Strategies for creating welcoming environments

  1. Don’t assume that all children will be adversely affected by trauma as people react differently. The best thing that schools can do is to help create a welcoming and safe space for the children.

  2. All students need to know basics, which bathroom to use, what the bells mean, etc. These basic orientation items are important for creating a welcoming environment. Be sure to explain these things to your new students. Dual language visuals will help new students better understand the school space.

  3. The first thing in healing trauma is the need to create safety and a sense of being in control. Offer controlled choice. Give a lot of open choice about what new students would like to share about themselves so they feel in control of their story and the pace of sharing.

  4. Research suggests having at least one positive relationship with an adult at school has a huge impact, Be it yourself, or another staff member, taking an interest is really important. Let kids settle in, don’t ask them to talk about their past too early, but create space for them to open up when they are ready.

  5. Focus on building trust, emotional safety and positive peer and community relationships.

Strategies for discussing the issues (Syrian Crisis, Refugees, New student) with your classroom

The conflict in Syria, which began in 2011, has caused widespread displacement with more than 4 million Syrian refugees fleeing, mainly to neighbouring countries such as Lebanon, Turkey, Jordan and Iraq.

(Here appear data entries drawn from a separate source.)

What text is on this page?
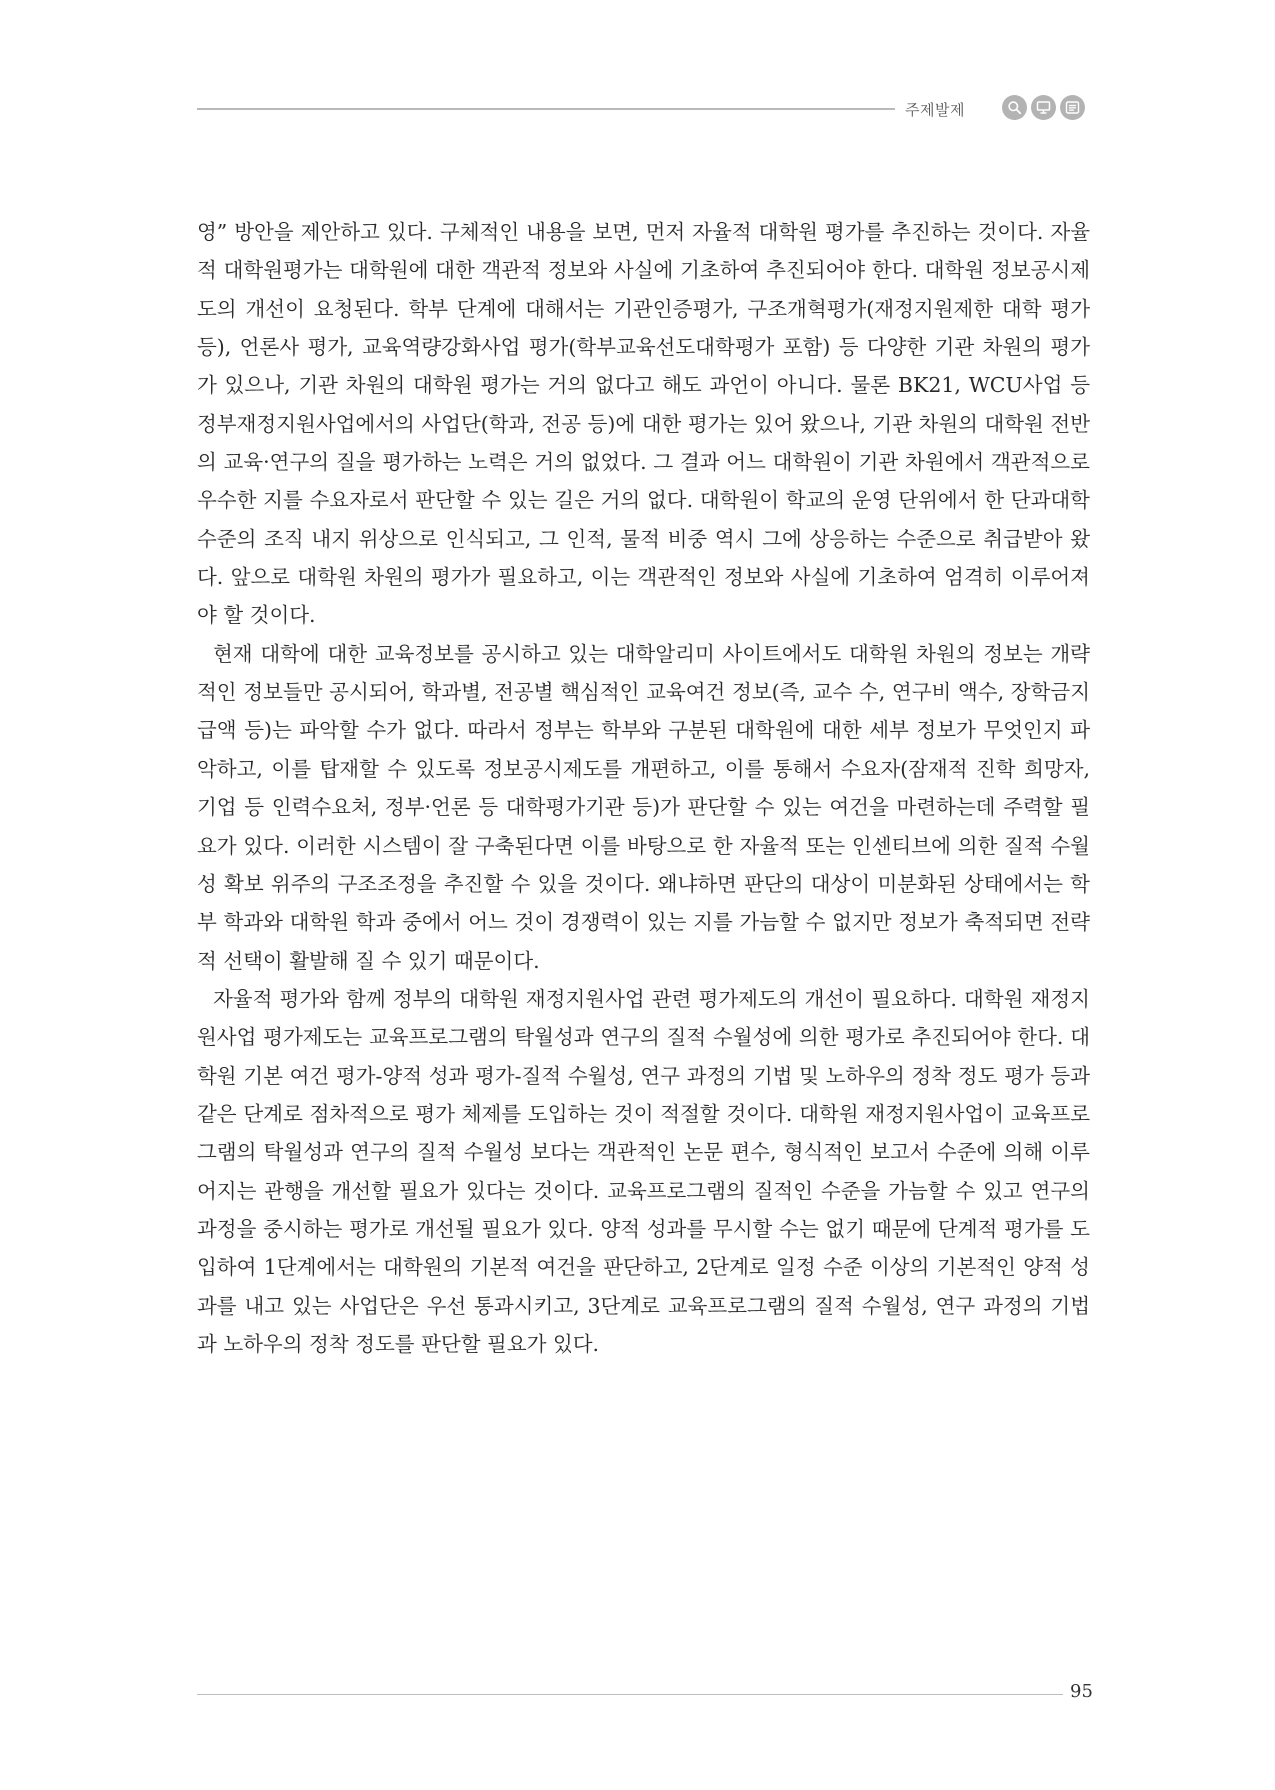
주제발제

영” 방안을 제안하고 있다. 구체적인 내용을 보면, 먼저 자율적 대학원 평가를 추진하는 것이다. 자율적 대학원평가는 대학원에 대한 객관적 정보와 사실에 기초하여 추진되어야 한다. 대학원 정보공시제도의 개선이 요청된다. 학부 단계에 대해서는 기관인증평가, 구조개혁평가(재정지원제한 대학 평가 등), 언론사 평가, 교육역량강화사업 평가(학부교육선도대학평가 포함) 등 다양한 기관 차원의 평가가 있으나, 기관 차원의 대학원 평가는 거의 없다고 해도 과언이 아니다. 물론 BK21, WCU사업 등 정부재정지원사업에서의 사업단(학과, 전공 등)에 대한 평가는 있어 왔으나, 기관 차원의 대학원 전반의 교육·연구의 질을 평가하는 노력은 거의 없었다. 그 결과 어느 대학원이 기관 차원에서 객관적으로 우수한 지를 수요자로서 판단할 수 있는 길은 거의 없다. 대학원이 학교의 운영 단위에서 한 단과대학 수준의 조직 내지 위상으로 인식되고, 그 인적, 물적 비중 역시 그에 상응하는 수준으로 취급받아 왔다. 앞으로 대학원 차원의 평가가 필요하고, 이는 객관적인 정보와 사실에 기초하여 엄격히 이루어져야 할 것이다.

현재 대학에 대한 교육정보를 공시하고 있는 대학알리미 사이트에서도 대학원 차원의 정보는 개략적인 정보들만 공시되어, 학과별, 전공별 핵심적인 교육여건 정보(즉, 교수 수, 연구비 액수, 장학금지급액 등)는 파악할 수가 없다. 따라서 정부는 학부와 구분된 대학원에 대한 세부 정보가 무엇인지 파악하고, 이를 탑재할 수 있도록 정보공시제도를 개편하고, 이를 통해서 수요자(잠재적 진학 희망자, 기업 등 인력수요처, 정부·언론 등 대학평가기관 등)가 판단할 수 있는 여건을 마련하는데 주력할 필요가 있다. 이러한 시스템이 잘 구축된다면 이를 바탕으로 한 자율적 또는 인센티브에 의한 질적 수월성 확보 위주의 구조조정을 추진할 수 있을 것이다. 왜냐하면 판단의 대상이 미분화된 상태에서는 학부 학과와 대학원 학과 중에서 어느 것이 경쟁력이 있는 지를 가늠할 수 없지만 정보가 축적되면 전략적 선택이 활발해 질 수 있기 때문이다.

자율적 평가와 함께 정부의 대학원 재정지원사업 관련 평가제도의 개선이 필요하다. 대학원 재정지원사업 평가제도는 교육프로그램의 탁월성과 연구의 질적 수월성에 의한 평가로 추진되어야 한다. 대학원 기본 여건 평가-양적 성과 평가-질적 수월성, 연구 과정의 기법 및 노하우의 정착 정도 평가 등과 같은 단계로 점차적으로 평가 체제를 도입하는 것이 적절할 것이다. 대학원 재정지원사업이 교육프로그램의 탁월성과 연구의 질적 수월성 보다는 객관적인 논문 편수, 형식적인 보고서 수준에 의해 이루어지는 관행을 개선할 필요가 있다는 것이다. 교육프로그램의 질적인 수준을 가늠할 수 있고 연구의 과정을 중시하는 평가로 개선될 필요가 있다. 양적 성과를 무시할 수는 없기 때문에 단계적 평가를 도입하여 1단계에서는 대학원의 기본적 여건을 판단하고, 2단계로 일정 수준 이상의 기본적인 양적 성과를 내고 있는 사업단은 우선 통과시키고, 3단계로 교육프로그램의 질적 수월성, 연구 과정의 기법과 노하우의 정착 정도를 판단할 필요가 있다.

95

Conditions in asylum countries vary but overall are quite poor. Iraq, Jordan and Turkey are the only three countries that have formal refugee camps; however, the majority of Syrian refugees (85 percent) live in non-camp environments such as urban centers or makeshift dwellings. Syrian refugees resettled to Canada will come primarily from asylum countries such as Jordan and Lebanon where local integration is not possible due to the overwhelming number of refugees residing in those countries

Classmates of refugee children will have many questions. Through discovery they can find general answers, which will help them understand the journey the refugees have made and how they were able to come to Canada.

  1. What does refugee mean?
    A refugee is someone who has left a dangerous place for a less dangerous place. You could help refugees from a hurricane by bringing them food and blankets. Refuge means shelter. So a refugee is a person that seeks shelter or a safe place, usually from war, natural disaster, or some other harmful situation.

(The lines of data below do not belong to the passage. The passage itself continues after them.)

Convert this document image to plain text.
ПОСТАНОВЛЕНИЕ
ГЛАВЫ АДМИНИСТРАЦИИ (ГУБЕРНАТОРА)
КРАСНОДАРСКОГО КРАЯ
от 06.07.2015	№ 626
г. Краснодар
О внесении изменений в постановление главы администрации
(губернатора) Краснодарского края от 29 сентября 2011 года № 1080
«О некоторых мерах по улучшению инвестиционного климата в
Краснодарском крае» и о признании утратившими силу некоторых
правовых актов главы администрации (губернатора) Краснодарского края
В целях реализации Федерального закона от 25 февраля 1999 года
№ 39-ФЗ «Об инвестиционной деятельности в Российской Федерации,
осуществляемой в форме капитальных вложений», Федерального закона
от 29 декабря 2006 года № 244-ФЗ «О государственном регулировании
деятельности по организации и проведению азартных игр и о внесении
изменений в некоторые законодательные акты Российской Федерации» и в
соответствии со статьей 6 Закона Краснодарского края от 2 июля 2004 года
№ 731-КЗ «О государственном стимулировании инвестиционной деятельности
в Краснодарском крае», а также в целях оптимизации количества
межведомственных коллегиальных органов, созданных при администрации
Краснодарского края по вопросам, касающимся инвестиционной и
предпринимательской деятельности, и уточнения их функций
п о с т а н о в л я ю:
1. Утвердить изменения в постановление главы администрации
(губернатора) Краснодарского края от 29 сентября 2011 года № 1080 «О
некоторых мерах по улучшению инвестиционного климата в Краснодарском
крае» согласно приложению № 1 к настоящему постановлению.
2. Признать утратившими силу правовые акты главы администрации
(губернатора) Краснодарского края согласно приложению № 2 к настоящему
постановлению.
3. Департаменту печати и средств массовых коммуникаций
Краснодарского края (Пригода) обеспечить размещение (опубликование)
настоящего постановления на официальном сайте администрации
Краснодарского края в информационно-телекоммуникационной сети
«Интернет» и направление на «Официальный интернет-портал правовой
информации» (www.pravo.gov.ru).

  2. Check the world map and find Syria. Look for the countries that are nearby where the refugees may have gone when they fled.Find Lebanon, Turkey, Jordan and Iraq.
    Is Canada a neighbouring country?
    How do the refugees get to Canada?

  3. Share happy news stories about the arrival of recent Syrian refugees and how they were welcomed to Canada.

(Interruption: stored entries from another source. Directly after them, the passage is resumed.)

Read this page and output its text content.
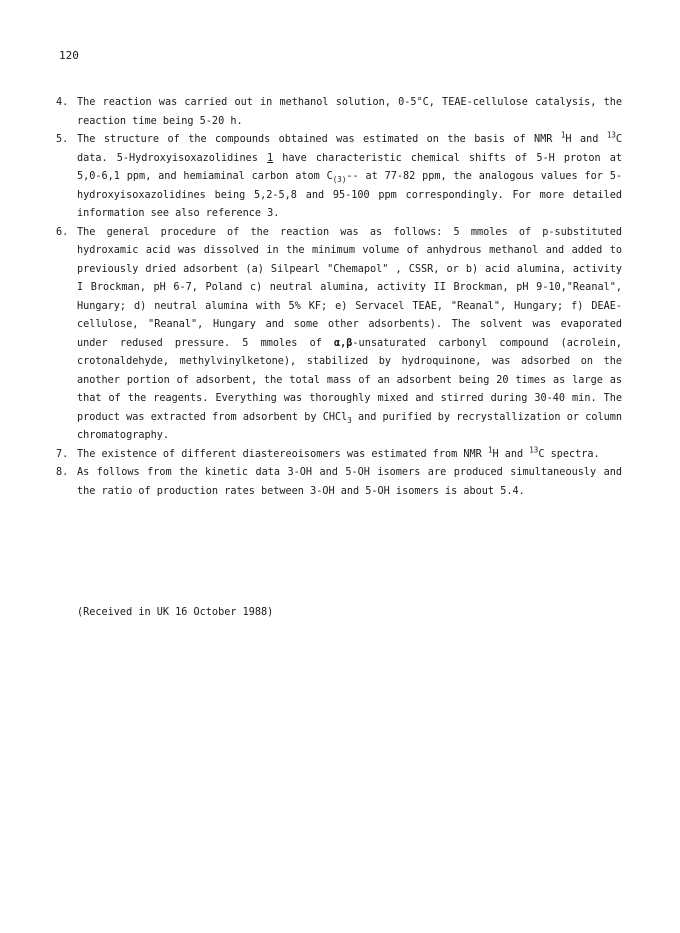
120
4. The reaction was carried out in methanol solution, 0-5°C, TEAE-cellulose catalysis, the reaction time being 5-20 h.
5. The structure of the compounds obtained was estimated on the basis of NMR $^1$H and $^{13}$C data. 5-Hydroxyisoxazolidines 1 have characteristic chemical shifts of 5-H proton at 5,0-6,1 ppm, and hemiaminal carbon atom $C_{(3)}--$ at 77-82 ppm, the analogous values for 5-hydroxyisoxazolidines being 5,2-5,8 and 95-100 ppm correspondingly. For more detailed information see also reference 3.
6. The general procedure of the reaction was as follows: 5 mmoles of p-substituted hydroxamic acid was dissolved in the minimum volume of anhydrous methanol and added to previously dried adsorbent (a) Silpearl "Chemapol" , CSSR, or b) acid alumina, activity I Brockman, pH 6-7, Poland c) neutral alumina, activity II Brockman, pH 9-10,"Reanal", Hungary; d) neutral alumina with 5% KF; e) Servacel TEAE, "Reanal", Hungary; f) DEAE-cellulose, "Reanal", Hungary and some other adsorbents). The solvent was evaporated under redused pressure. 5 mmoles of α,β-unsaturated carbonyl compound (acrolein, crotonaldehyde, methylvinylketone), stabilized by hydroquinone, was adsorbed on the another portion of adsorbent, the total mass of an adsorbent being 20 times as large as that of the reagents. Everything was thoroughly mixed and stirred during 30-40 min. The product was extracted from adsorbent by CHCl$_3$ and purified by recrystallization or column chromatography.
7. The existence of different diastereoisomers was estimated from NMR $^1$H and $^{13}$C spectra.
8. As follows from the kinetic data 3-OH and 5-OH isomers are produced simultaneously and the ratio of production rates between 3-OH and 5-OH isomers is about 5.4.
(Received in UK 16 October 1988)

  4. Explain how the arriving families are receiving help with resettlement and how many people are coming to settle in Canada.

  5. Ask the children to write a story about what help they would like to receive if they had to move to another country.

It may be some time before the new student is ready to share the story of their own journey, where they lived along the way, what they carried with them, how they travelled, and how they survived. Help the children to be respectful and patient by creating a box where they can write down their questions to be answered slowly over time. Shift the discussion to ways the children can help them enjoy their new school community. Look at picture books together, play games, discover each other’s skills and talents in art, music, sports, and more.